Judge Saas quality and value. As you track LTV over time, you can gauge the changing perceived value of your Saas. As your LTV increases or decreases, you can take this metrics as an indication of increasing or decreasing quality and value.
Identify your most valuable customers. Understanding who your most valuable customers are helps you increase retention and segment your marketing. When you know and what segment of customers have the highest lifetime value, you can start to understand them better. A better understanding of a smaller set of customers allows you to find commonalities. When you up your customer service game to this segment, you can discover what made them stick around and spend more money.
Now that you have identified your most valuable customers, you can market to lookalike audiences.
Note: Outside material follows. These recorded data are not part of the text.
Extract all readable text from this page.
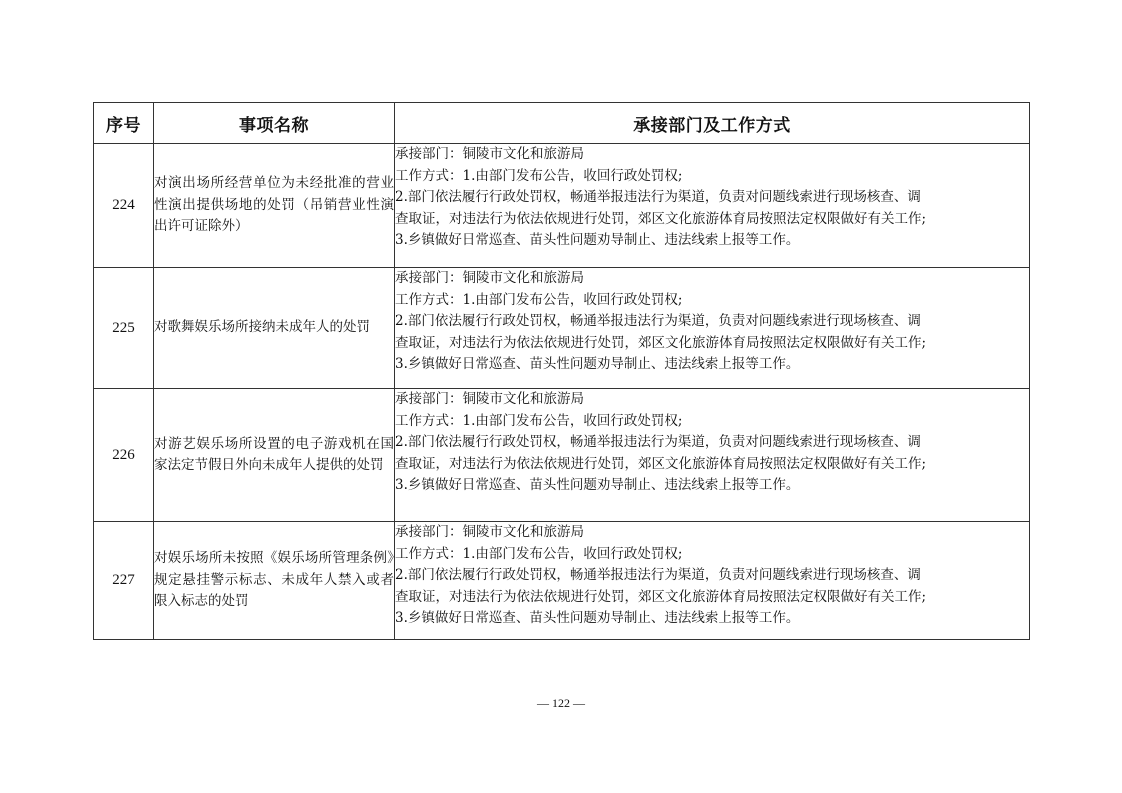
序号	事项名称	承接部门及工作方式
224	对演出场所经营单位为未经批准的营业性演出提供场地的处罚（吊销营业性演出许可证除外）	承接部门：铜陵市文化和旅游局
工作方式：1.由部门发布公告，收回行政处罚权;
2.部门依法履行行政处罚权，畅通举报违法行为渠道，负责对问题线索进行现场核查、调
查取证，对违法行为依法依规进行处罚，郊区文化旅游体育局按照法定权限做好有关工作;
3.乡镇做好日常巡查、苗头性问题劝导制止、违法线索上报等工作。

225	对歌舞娱乐场所接纳未成年人的处罚	承接部门：铜陵市文化和旅游局
工作方式：1.由部门发布公告，收回行政处罚权;
2.部门依法履行行政处罚权，畅通举报违法行为渠道，负责对问题线索进行现场核查、调
查取证，对违法行为依法依规进行处罚，郊区文化旅游体育局按照法定权限做好有关工作;
3.乡镇做好日常巡查、苗头性问题劝导制止、违法线索上报等工作。

226	对游艺娱乐场所设置的电子游戏机在国家法定节假日外向未成年人提供的处罚	承接部门：铜陵市文化和旅游局
工作方式：1.由部门发布公告，收回行政处罚权;
2.部门依法履行行政处罚权，畅通举报违法行为渠道，负责对问题线索进行现场核查、调
查取证，对违法行为依法依规进行处罚，郊区文化旅游体育局按照法定权限做好有关工作;
3.乡镇做好日常巡查、苗头性问题劝导制止、违法线索上报等工作。

227	对娱乐场所未按照《娱乐场所管理条例》规定悬挂警示标志、未成年人禁入或者限入标志的处罚	承接部门：铜陵市文化和旅游局
工作方式：1.由部门发布公告，收回行政处罚权;
2.部门依法履行行政处罚权，畅通举报违法行为渠道，负责对问题线索进行现场核查、调
查取证，对违法行为依法依规进行处罚，郊区文化旅游体育局按照法定权限做好有关工作;
3.乡镇做好日常巡查、苗头性问题劝导制止、违法线索上报等工作。
— 122 —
Facebook and other marketing platforms have functions built within their ad manager that manage this for you. This knowledge will also help create an avatar of your ideal client, thus providing a more inline marketing message. We can use this info to match up with the potential customers who will spend more on our Saas.
Reduce churn. As a core expression of the LTV equation, the churn rate, when lowered will increase LTV. The longer a Saas subscriber pays on their subscription, the more valuable this customer becomes. Check out this article we wrote about how to reduce churn.
Increase Margins. This is easier said than done. Reducing your profit margins increases the value of a customer.
Conversion optimization. The cost of goods sold includes the Customer Acquisition Cost (CAC) as well. As you perform conversion optimization, the cost to acquire a customer decreases, thus lowering Lifetime value.